What is it with Chino and this chick? She’s putting him on hold every two weeks. Perhaps he and the ever-understanding Zach should run off together on Seth’s catamaran (now dubbed “Gimme Sex”). Yes, by the end of the episode, despite assuring Chino she couldn’t live without him, she has once again left him in the lurch and decided to pack it in for the Windy City. Chino needs a good woman to save him from his suddenly ineffective self…like the Cohen boys have.
Faced with a night of ex-sex in a No Tell Motel, Sandy FINALLY does the right thing and turns down Rebecca and calls home. Yes, after weeks of denial and sneaking around, Sandy faces up to the fact that he has a life that doesn’t include a girlfriend from 23 years ago. Swearing to get home “come Hell or high water,” Sandy packs Rebecca up and braves the storm of the century only to end up in the ditch. Hey, he’s an imperfect hero. We knew that. And it’s in the mud and rain of that ravine that Rebecca finally accepts the fact that she can’t have Sandy and like the rugged, self-reliant woman she is, tramps off into the rain and presumably to the Weathermen or whatever 80s knock-off revolutionary group from whence she came. Sandy stays true to his word and catches a Grey Hound home only to find his beloved Kirsten dutifully waiting for him at the depot. She had the faith in their relationship Sandy had only just realized.

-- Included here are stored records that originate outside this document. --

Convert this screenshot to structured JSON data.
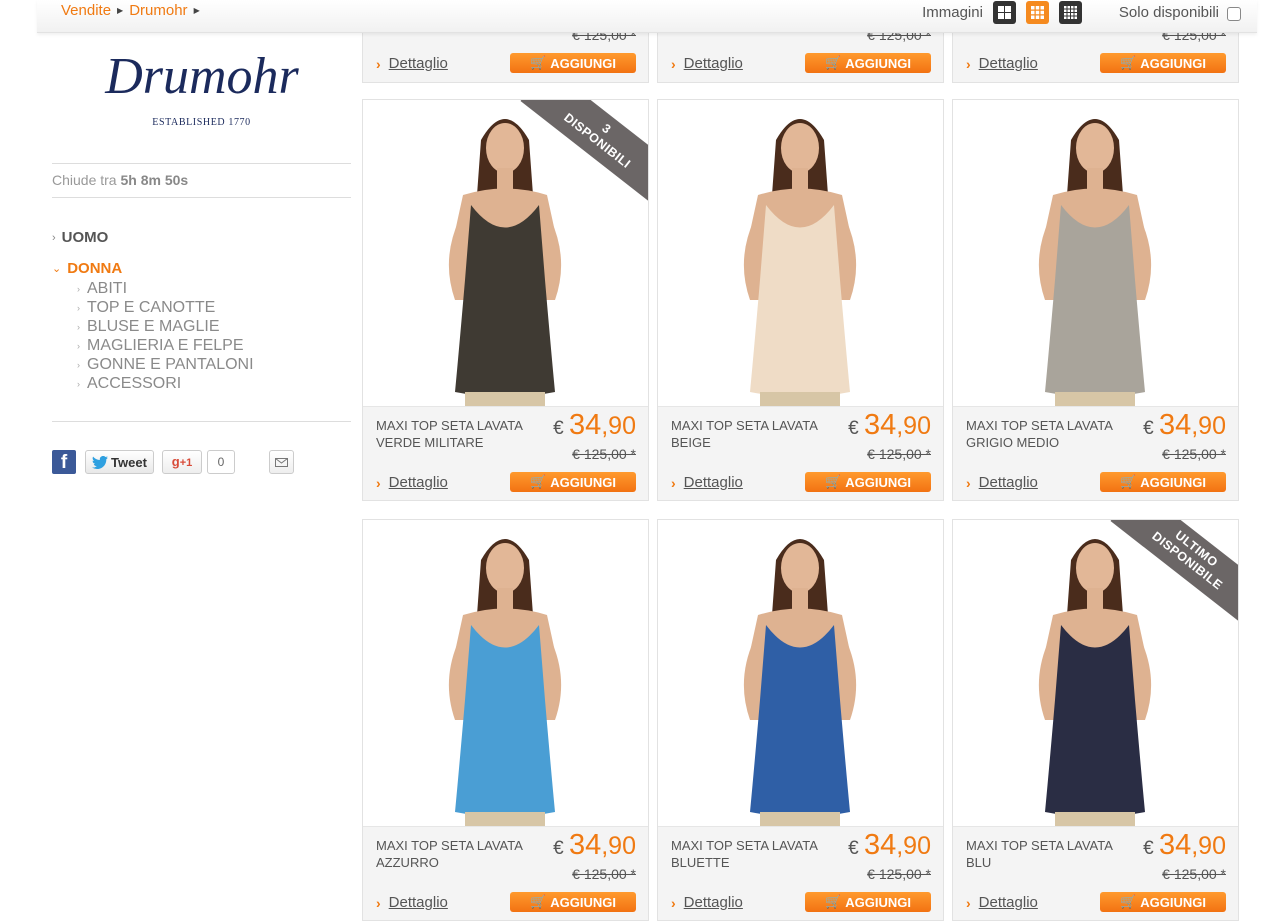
{
  "breadcrumb": [
    "Vendite",
    "Drumohr"
  ],
  "view": {
    "label": "Immagini",
    "solo_label": "Solo disponibili"
  },
  "brand": {
    "name": "Drumohr",
    "established": "ESTABLISHED 1770"
  },
  "timer": {
    "prefix": "Chiude tra",
    "h": "5h",
    "m": "8m",
    "s": "50s"
  },
  "categories": [
    {
      "label": "UOMO",
      "open": false
    },
    {
      "label": "DONNA",
      "open": true
    }
  ],
  "subcategories": [
    "ABITI",
    "TOP E CANOTTE",
    "BLUSE E MAGLIE",
    "MAGLIERIA E FELPE",
    "GONNE E PANTALONI",
    "ACCESSORI"
  ],
  "share": {
    "tweet": "Tweet",
    "gplus": "+1",
    "gplus_count": "0"
  },
  "labels": {
    "detail": "Dettaglio",
    "add": "AGGIUNGI",
    "currency": "€"
  },
  "top_row": [
    {
      "old_price": "€ 125,00 *"
    },
    {
      "old_price": "€ 125,00 *"
    },
    {
      "old_price": "€ 125,00 *"
    }
  ],
  "products": [
    {
      "name": "MAXI TOP SETA LAVATA VERDE MILITARE",
      "price_int": "34",
      "price_dec": ",90",
      "old_price": "€ 125,00 *",
      "ribbon": "3\nDISPONIBILI",
      "color": "#3f3a33"
    },
    {
      "name": "MAXI TOP SETA LAVATA BEIGE",
      "price_int": "34",
      "price_dec": ",90",
      "old_price": "€ 125,00 *",
      "ribbon": "",
      "color": "#efdcc6"
    },
    {
      "name": "MAXI TOP SETA LAVATA GRIGIO MEDIO",
      "price_int": "34",
      "price_dec": ",90",
      "old_price": "€ 125,00 *",
      "ribbon": "",
      "color": "#a9a49b"
    },
    {
      "name": "MAXI TOP SETA LAVATA AZZURRO",
      "price_int": "34",
      "price_dec": ",90",
      "old_price": "€ 125,00 *",
      "ribbon": "",
      "color": "#4a9ed4"
    },
    {
      "name": "MAXI TOP SETA LAVATA BLUETTE",
      "price_int": "34",
      "price_dec": ",90",
      "old_price": "€ 125,00 *",
      "ribbon": "",
      "color": "#2f5fa6"
    },
    {
      "name": "MAXI TOP SETA LAVATA BLU",
      "price_int": "34",
      "price_dec": ",90",
      "old_price": "€ 125,00 *",
      "ribbon": "ULTIMO\nDISPONIBILE",
      "color": "#2a2d44"
    }
  ],
  "colors": {
    "accent": "#f07a12",
    "button": "#f58a1f"
  }
}
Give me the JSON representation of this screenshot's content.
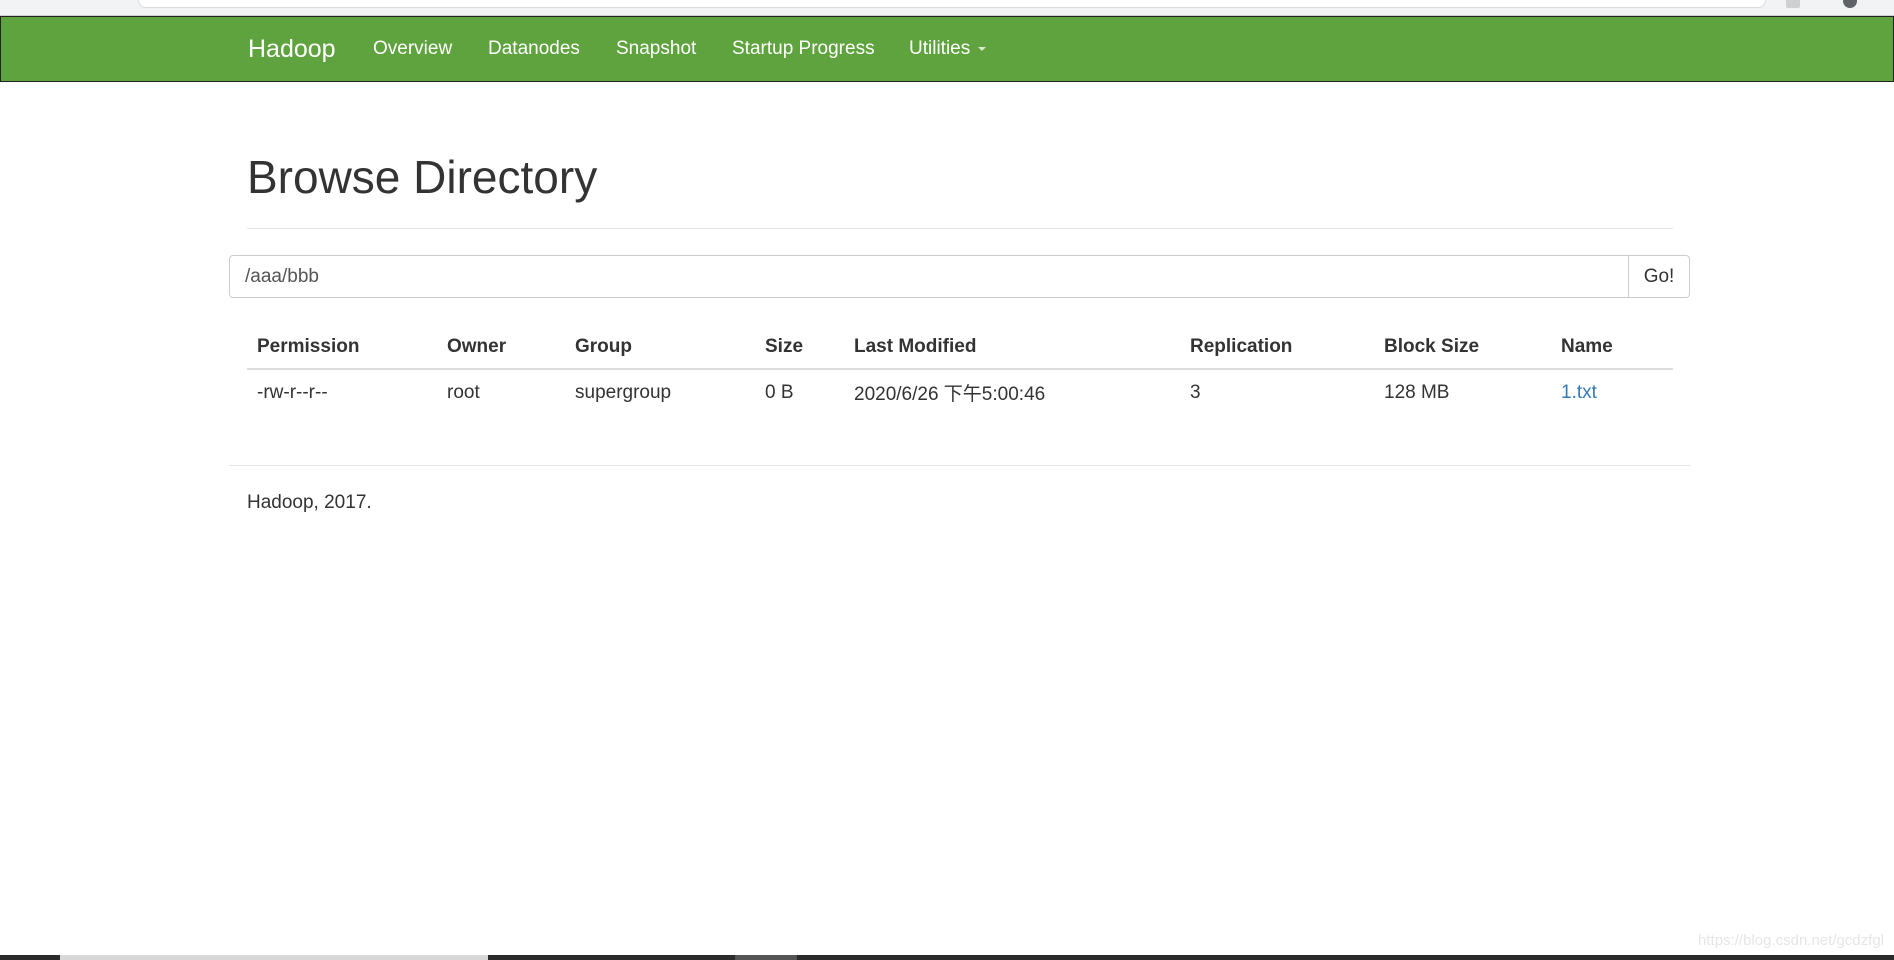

Which brings us to the other love story we all knew would come back around. Summer, faced with talking down Zach’s bitch sister at the airport on the eve of her wedding, instead decides to run back to Cohen, leaving the nicest kid in America at the gate. Non-plussed, Zach assures Summer he “didn’t think she’d make it through security.” After begging Cohen to make move through non-verbal cues, Summer takes it upon herself to bring America’s couple back together and finds Cohen hanging upside down from a rope in the rain clad in a Spiderman mask (don’t ask, it’s ridiculous), reenacting the famous upside down kiss to many-a-teen’s sure delight but to this old curmudgeon’s dismay. Ah, whatever. As long as they’re back together!
Somehow this wasn’t the season finale even though it felt exactly like it. I guess we can expect Chino to run off in the closer to give us something to ponder for the summer. Did we get a glimpse of the drama to come in the closing shot of ole Ham Fist and Doe Eye standing together in the rain, watching the churning ocean below ebb and flow like so much teenage drama?